Lettre de Nouvel-An à un bébé réfugié

PARIS – Cher Adam,

Quand je t’ai vu pour la première fois, en septembre 2015, tu n’avais que trois mois. Tu étais dans les bras de ton papa qui, avec ta jolie maman, était en train de grimper à bord d’un train bondé sur la route de l’exode, dans les Balkans.

Ce jour-là, des centaines de personnes étaient en train de traverser la Macédoine, de la frontière grecque à la frontière serbe, à la recherche d’un avenir meilleur que la guerre et la misère qu’ils venaient de fuir chez eux. Il n’y avait pas assez de place pour tout le monde à bord de ce train vétuste et dégoûtant mais cela importait peu aux autorités macédoniennes. Leur unique souci semblait être de pousser tous ces migrants et réfugiés hors du pays le plus vite possible.

C’était un spectacle indigne, insoutenable. Surtout quand on savait que chacune de ces personnes, sans exception, venait juste de survivre à une dangereuse traversée de la mer Egée dans des conditions épouvantables. Vous méritiez mieux.

Ton père, Ahmad, te portait dans ses bras tout en en présentant au contrôleur les billets de train de toute la famille. Ta mère, Alia, portait ta couverture bleu pâle, un matelas à langer bleu et rouge et un sac pour ton biberon, ton lait et tes couches. Il n’y avait nulle part où s’asseoir. Il y avait à peine assez de place pour ne serait-ce que s’accroupir sur le sol crasseux du couloir du wagon. Ahmad et Alia se relayaient pour te porter. Ils jouaient avec toi, te faisaient téter, faisaient de leur mieux pour te protéger et pour que tu te sentes bien dans cet environnement hostile.

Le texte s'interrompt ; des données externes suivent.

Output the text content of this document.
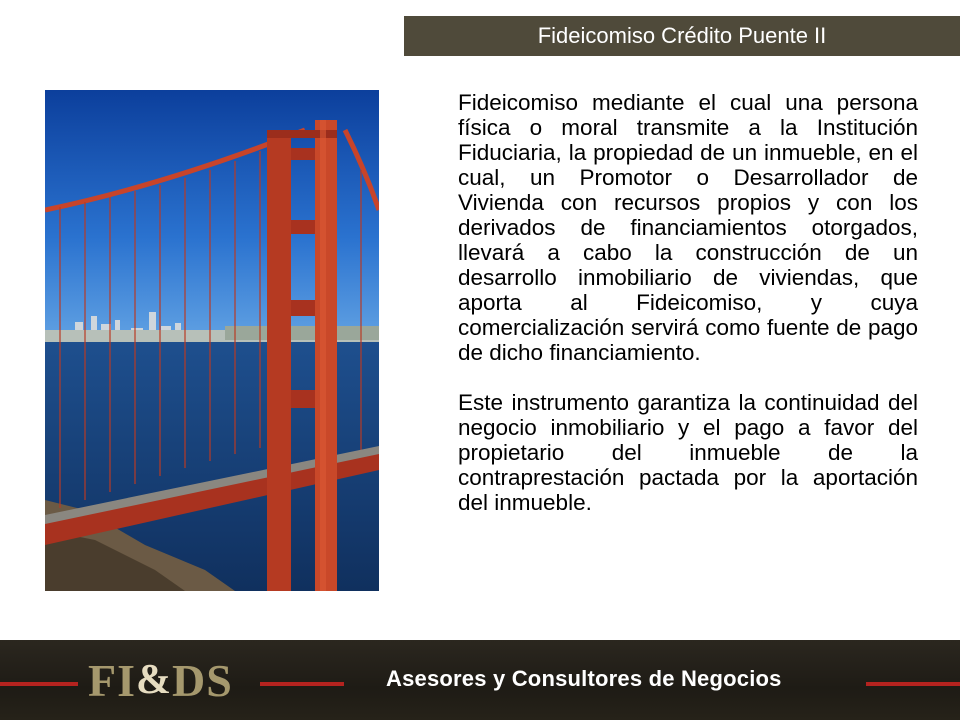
Fideicomiso Crédito Puente II

Fideicomiso mediante el cual una persona física o moral transmite a la Institución Fiduciaria, la propiedad de un inmueble, en el cual, un Promotor o Desarrollador de Vivienda con recursos propios y con los derivados de financiamientos otorgados, llevará a cabo la construcción de un desarrollo inmobiliario de viviendas, que aporta al Fideicomiso, y cuya comercialización servirá como fuente de pago de dicho financiamiento.

Este instrumento garantiza la continuidad del negocio inmobiliario y el pago a favor del propietario del inmueble de la contraprestación pactada por la aportación del inmueble.

FI & DS	Asesores y Consultores de Negocios
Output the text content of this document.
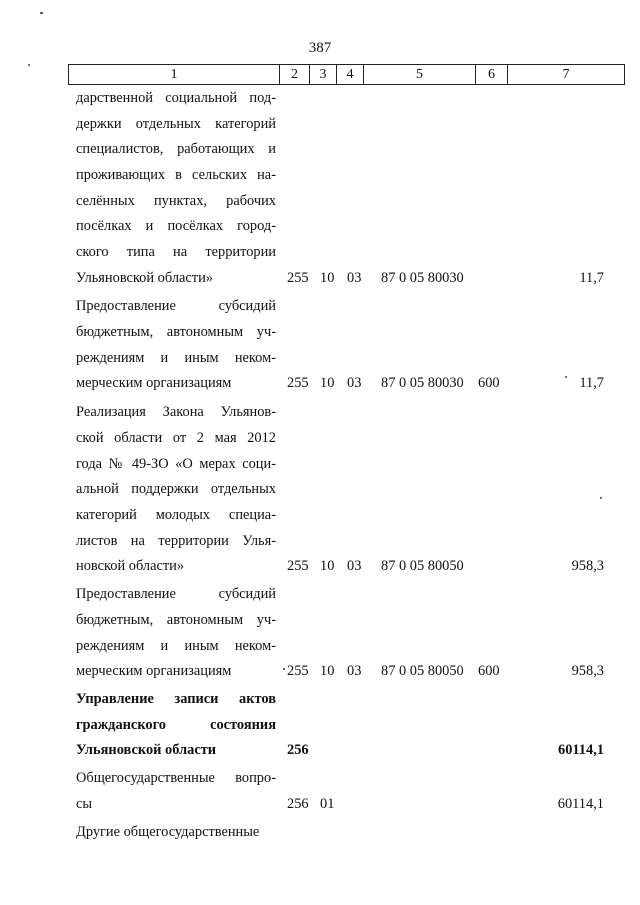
387
1	2	3	4	5	6	7
дарственной социальной под-
держки отдельных категорий
специалистов, работающих и
проживающих в сельских на-
селённых пунктах, рабочих
посёлках и посёлках город-
ского типа на территории
Ульяновской области»	255 10 03 87 0 05 80030	11,7
Предоставление субсидий
бюджетным, автономным уч-
реждениям и иным неком-
мерческим организациям	255 10 03 87 0 05 80030 600	11,7
Реализация Закона Ульянов-
ской области от 2 мая 2012
года № 49-ЗО «О мерах соци-
альной поддержки отдельных
категорий молодых специа-
листов на территории Улья-
новской области»	255 10 03 87 0 05 80050	958,3
Предоставление субсидий
бюджетным, автономным уч-
реждениям и иным неком-
мерческим организациям	255 10 03 87 0 05 80050 600	958,3
Управление записи актов
гражданского состояния
Ульяновской области	256	60114,1
Общегосударственные вопро-
сы	256 01	60114,1
Другие общегосударственные
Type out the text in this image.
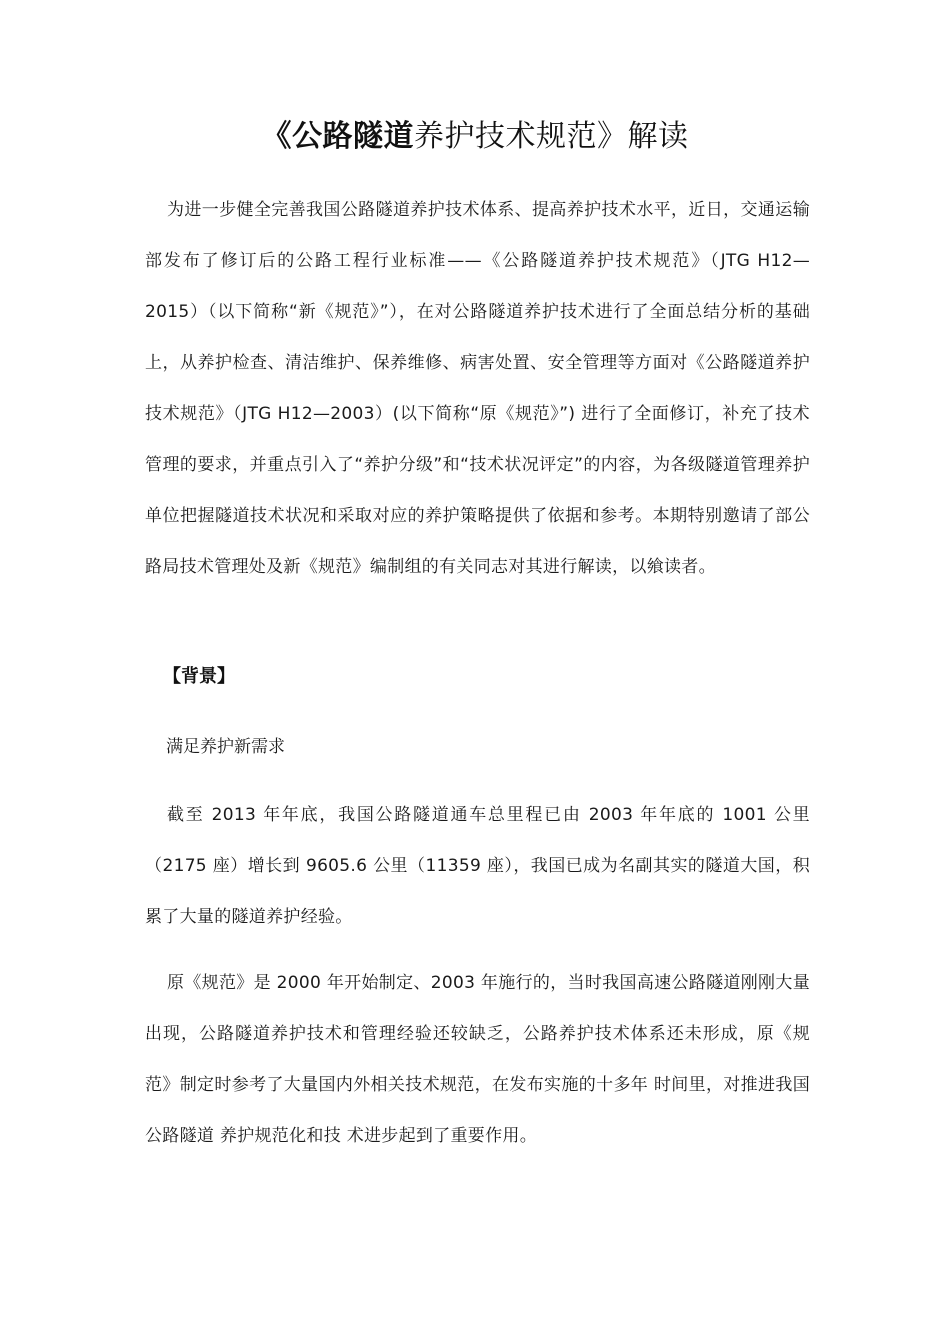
《公路隧道养护技术规范》解读
为进一步健全完善我国公路隧道养护技术体系、提高养护技术水平，近日，交通运输部发布了修订后的公路工程行业标准——《公路隧道养护技术规范》（JTG H12—2015）（以下简称“新《规范》”），在对公路隧道养护技术进行了全面总结分析的基础上，从养护检查、清洁维护、保养维修、病害处置、安全管理等方面对《公路隧道养护技术规范》（JTG H12—2003）(以下简称“原《规范》”) 进行了全面修订，补充了技术管理的要求，并重点引入了“养护分级”和“技术状况评定”的内容，为各级隧道管理养护单位把握隧道技术状况和采取对应的养护策略提供了依据和参考。本期特别邀请了部公路局技术管理处及新《规范》编制组的有关同志对其进行解读，以飨读者。
【背景】
满足养护新需求
截至 2013 年年底，我国公路隧道通车总里程已由 2003 年年底的 1001 公里（2175 座）增长到 9605.6 公里（11359 座），我国已成为名副其实的隧道大国，积累了大量的隧道养护经验。
原《规范》是 2000 年开始制定、2003 年施行的，当时我国高速公路隧道刚刚大量出现，公路隧道养护技术和管理经验还较缺乏，公路养护技术体系还未形成，原《规范》制定时参考了大量国内外相关技术规范，在发布实施的十多年 时间里，对推进我国公路隧道 养护规范化和技 术进步起到了重要作用。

Tu n’as pas pleuré une seule fois pendant ce voyage, d’autant que je me souvienne, pendant que tes parents se confiaient à mes collègues Aris Messinis, Céline Jankowiak et à moi-même, et commençaient à partager avec nous leurs espoirs, leurs rêves et leurs craintes.

Vous finiriez par atterrir aux Pays-Bas, où vivaient déjà certains de vos parents, mais à ce moment-là vous ne saviez pas encore vraiment où vous alliez. Tes parents étaient nerveux. Ils avaient peur de ne pas avoir assez d’argent sur eux pour vous conduire tous les trois en lieu sûr (ils n’auraient plus que trois euros en poche en arrivant aux Pays-Bas). Ils craignaient aussi de manquer de lait maternisé pour te nourrir.

Pendant que le train vétuste roulait à travers la Macédoine, Ahmed et Alia nous racontaient comment ils avaient survécu à un attentat à la bombe à Bagdad – là où tu es né. Sur le téléphone portable d’Ahmad, ils nous montraient des photos du visage balafré d’Alia peu de temps après cette attaque, ainsi que des images de leur mariage en Turquie. Ils nous parlaient aussi de la terreur pure qu’ils avaient éprouvée à bord du rafiot de pêche qui vous avait emmenés de Turquie jusqu’en Grèce, et qu’ils avaient baptisé « le bateau de la mort ».

Le périple d'Alia, Ahmed et Adam (cliquez sur une image pour démarrer le diaporama)

Après cette rencontre, nous vous avons suivi, toi et ta famille, dans votre odyssée jusqu’en Allemagne, traversant six pays en six jours. Puis, en décembre, Céline et moi sommes allés vous rendre visite aux Pays-Bas avec le photographe Emmanuel Dunand pour voir comment vous vous en sortiez.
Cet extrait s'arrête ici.